Synopses & Reviews
In The Rarest of the Rare, Ackerman sets off on journeys that lead to, among other places, the habitats of the golden lion tamarind in the rain forests of Brazil, the monk seals of the Pacific's French Frigate Shoals, and the endearing short-tailed albatross on an almost inaccessible island off Japan, as well as the vital but threatened layover sites of the vastly traveled monarch butterfly. She weaves together her own poetic observations of such invaluable creatures and landscapes with the informed, entertaining, and sometimes quirky or compulsive voices of the men and women who know them best. The result is a book that broadens our horizons by carrying us across them. It sings to us in the voice of that uncommon bird herself, Diane Ackerman.
Review
"Engrossing reading for amateur naturalists." Library Journal
Synopsis
Ackerman journeys in search of monarch butterflies and short-tailed albatrosses, monk seals and golden lion tamarin monkeys: the world's rarest creatures and their vanishing habitats.
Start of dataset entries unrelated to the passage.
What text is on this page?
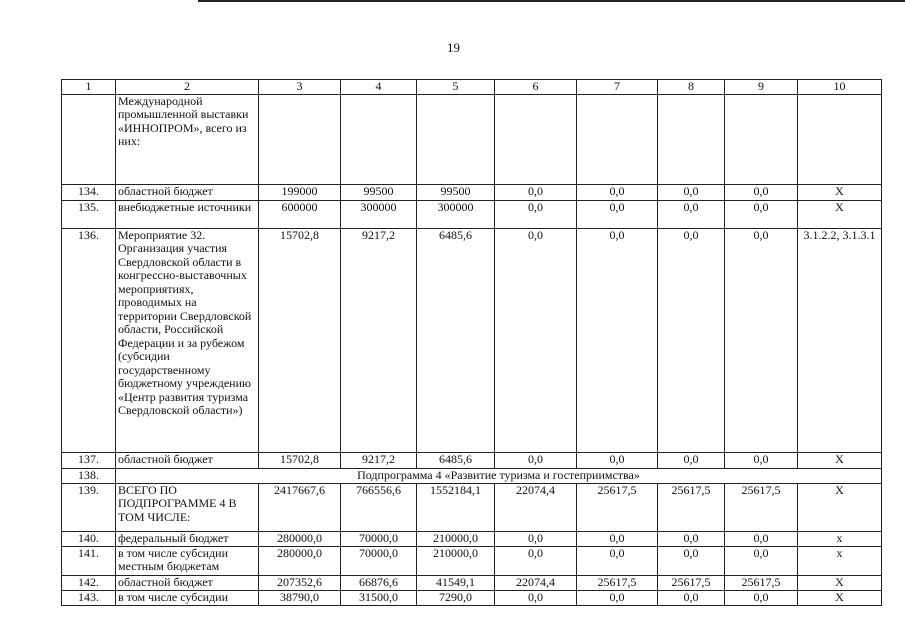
19
1	2	3	4	5	6	7	8	9	10
	Международной промышленной выставки «ИННОПРОМ», всего из них:								
134.	областной бюджет	199000	99500	99500	0,0	0,0	0,0	0,0	Х
135.	внебюджетные источники	600000	300000	300000	0,0	0,0	0,0	0,0	Х
136.	Мероприятие 32. Организация участия Свердловской области в конгрессно-выставочных мероприятиях, проводимых на территории Свердловской области, Российской Федерации и за рубежом (субсидии государственному бюджетному учреждению «Центр развития туризма Свердловской области»)	15702,8	9217,2	6485,6	0,0	0,0	0,0	0,0	3.1.2.2, 3.1.3.1
137.	областной бюджет	15702,8	9217,2	6485,6	0,0	0,0	0,0	0,0	Х
138.	Подпрограмма 4 «Развитие туризма и гостеприимства»								
139.	ВСЕГО ПО ПОДПРОГРАММЕ 4 В ТОМ ЧИСЛЕ:	2417667,6	766556,6	1552184,1	22074,4	25617,5	25617,5	25617,5	Х
140.	федеральный бюджет	280000,0	70000,0	210000,0	0,0	0,0	0,0	0,0	х
141.	в том числе субсидии местным бюджетам	280000,0	70000,0	210000,0	0,0	0,0	0,0	0,0	х
142.	областной бюджет	207352,6	66876,6	41549,1	22074,4	25617,5	25617,5	25617,5	Х
143.	в том числе субсидии	38790,0	31500,0	7290,0	0,0	0,0	0,0	0,0	Х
She delivers a rapturous celebration of other species that is also a warning to our own. Traveling from the Amazon rain forest to a forbidding island off the coast of Japan, enduring everything from broken ribs to a beating by an irate seal, Ackerman reveals her subjects in all their splendid particularity. She shows us how they feed, mate, and migrate. She eavesdrops on their class and courtship dances. She pays tribute to the men and women hwo have deoted their lives to saving them.